The two-party system has ensured that this responsibility is now entirely
limited to the bond between the executive and the electorate. The executive
may not control the upper house but the prime minister is not responsible
to the upper house.
Australian elections deliver decisive results as to which party sits
on the treasury benches but executive power is divided by federalism and
is limited by bi-cameralism, entrenched constitutions and judicial review.
In this system, governments can choose to seek consensus for their policies
by consulting interest groups and negotiating agreements with the Senate
and state governments. Alternatively, governments can point to their mandate,
threaten the Senate with a double dissolution election and joint sitting,
over-rule the High Court on common law decisions, by-pass state governments
through tied grants and put referenda to the people to change the constitution
if necessary, to put their policies into practice. Claims of a mandate
tend to be aasociated with the latter style of government.

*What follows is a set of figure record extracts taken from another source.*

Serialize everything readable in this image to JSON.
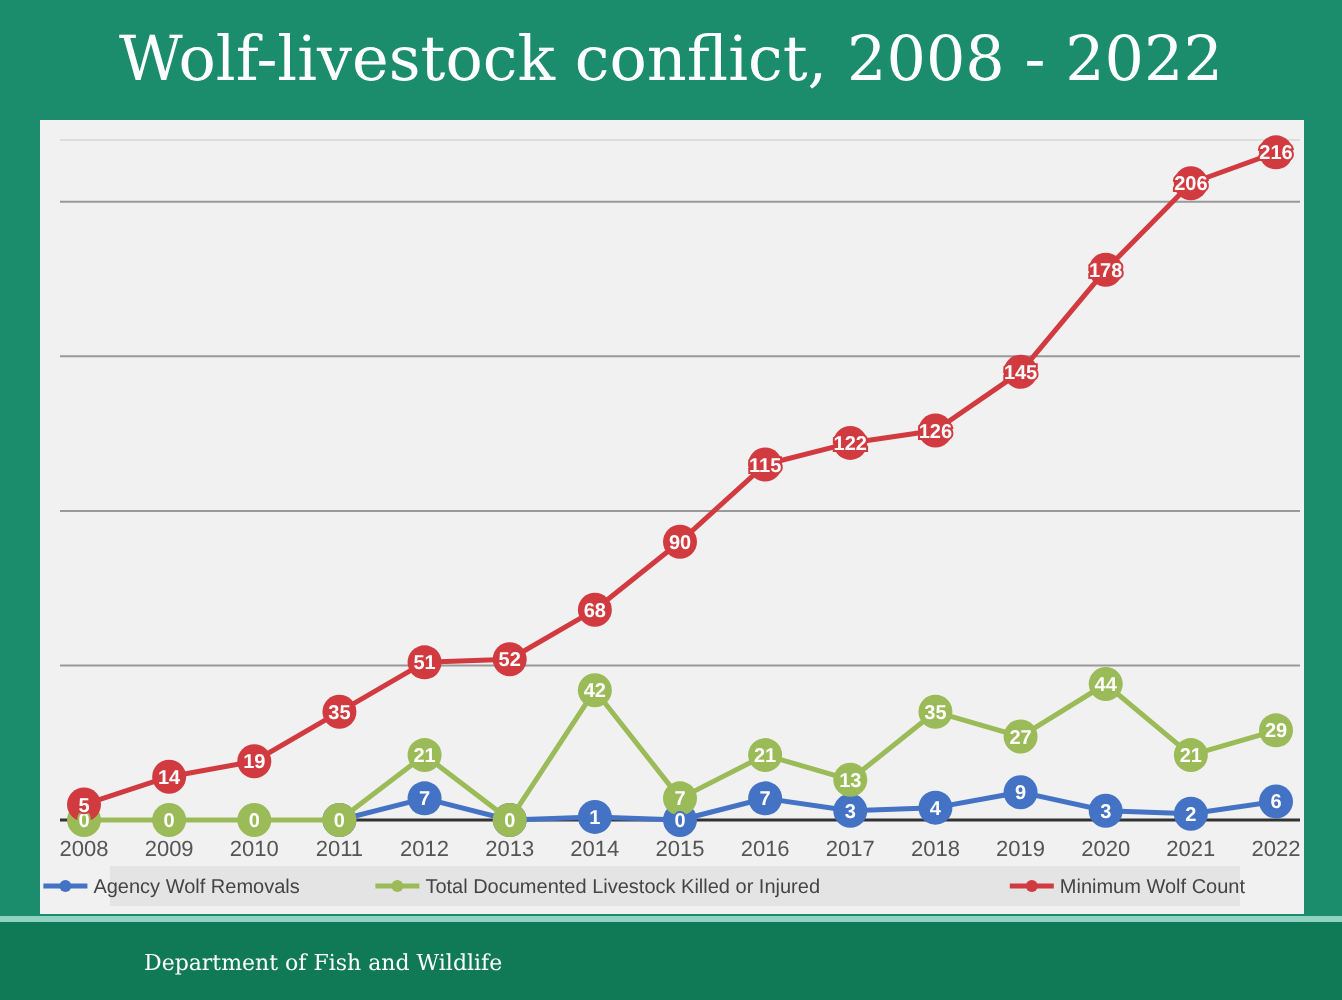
{
  "chart_data": {
    "type": "line",
    "title": "Wolf-livestock conflict, 2008 - 2022",
    "categories": [
      "2008",
      "2009",
      "2010",
      "2011",
      "2012",
      "2013",
      "2014",
      "2015",
      "2016",
      "2017",
      "2018",
      "2019",
      "2020",
      "2021",
      "2022"
    ],
    "series": [
      {
        "name": "Agency Wolf Removals",
        "color": "#4472c4",
        "values": [
          null,
          null,
          null,
          0,
          7,
          0,
          1,
          0,
          7,
          3,
          4,
          9,
          3,
          2,
          6
        ],
        "value_labels": [
          null,
          null,
          null,
          null,
          "7",
          null,
          "1",
          "0",
          "7",
          "3",
          "4",
          "9",
          "3",
          "2",
          "6"
        ]
      },
      {
        "name": "Total Documented Livestock Killed or Injured",
        "color": "#9bbb59",
        "values": [
          0,
          0,
          0,
          0,
          21,
          0,
          42,
          7,
          21,
          13,
          35,
          27,
          44,
          21,
          29
        ]
      },
      {
        "name": "Minimum Wolf Count",
        "color": "#d13b40",
        "values": [
          5,
          14,
          19,
          35,
          51,
          52,
          68,
          90,
          115,
          122,
          126,
          145,
          178,
          206,
          216
        ]
      }
    ],
    "ylim": [
      0,
      220
    ],
    "yticks": [
      {
        "value": 0,
        "label": null
      },
      {
        "value": 50,
        "label": null
      },
      {
        "value": 100,
        "label": null
      },
      {
        "value": 150,
        "label": null
      },
      {
        "value": 200,
        "label": null
      }
    ],
    "tick_labels": "x",
    "grid": "y",
    "legend": "bottom",
    "marker": "circle",
    "line_style": "solid",
    "data_labels": true,
    "annotations": [
      "Department of Fish and Wildlife"
    ]
  }
}
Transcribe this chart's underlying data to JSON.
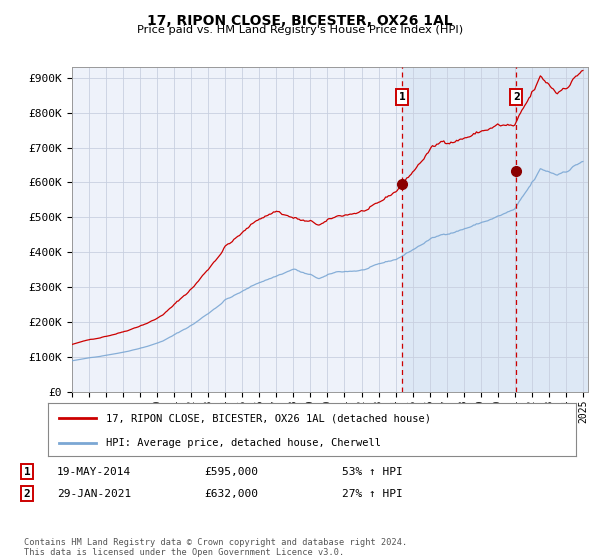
{
  "title": "17, RIPON CLOSE, BICESTER, OX26 1AL",
  "subtitle": "Price paid vs. HM Land Registry's House Price Index (HPI)",
  "legend_line1": "17, RIPON CLOSE, BICESTER, OX26 1AL (detached house)",
  "legend_line2": "HPI: Average price, detached house, Cherwell",
  "sale1_date": "19-MAY-2014",
  "sale1_price": 595000,
  "sale1_label": "53% ↑ HPI",
  "sale2_date": "29-JAN-2021",
  "sale2_price": 632000,
  "sale2_label": "27% ↑ HPI",
  "ylabel_ticks": [
    "£0",
    "£100K",
    "£200K",
    "£300K",
    "£400K",
    "£500K",
    "£600K",
    "£700K",
    "£800K",
    "£900K"
  ],
  "ytick_vals": [
    0,
    100000,
    200000,
    300000,
    400000,
    500000,
    600000,
    700000,
    800000,
    900000
  ],
  "sale1_x": 2014.38,
  "sale2_x": 2021.08,
  "background_color": "#ffffff",
  "plot_bg_color": "#eef2fa",
  "grid_color": "#c8d0e0",
  "red_line_color": "#cc0000",
  "blue_line_color": "#7ba7d4",
  "shade_color": "#dde8f5",
  "footer_text": "Contains HM Land Registry data © Crown copyright and database right 2024.\nThis data is licensed under the Open Government Licence v3.0."
}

In Australia, the idea of a mandate has been an important weapon in
the government's dealings with the Senate, whose electoral system mitigates
against governments controlling it. If the electorate really wished the
Senate to act as a vigorous check on the government of the day, voters
would prefer minor parties in the Senate in greater numbers than they
do. The fact that in 1996 more than three-quarters of voters gave one
of the two major parties - the two candidates for government - their primary
vote in the upper house would suggest that, at the ballot box, the majority
of electors wanted one of the two major parties to win a majority in both
the House and the Senate as long as it was their preferred party that
won government. After the election, those that voted for the major party
which lost expect their representatives in the Senate to act as a check
on the government. At the ballot box, most voters wanted their preferred
party to control both houses of parliament; they voted for responsible
government. With their preferred party having lost the election, many
then become advocates of the Senate's role in limited government!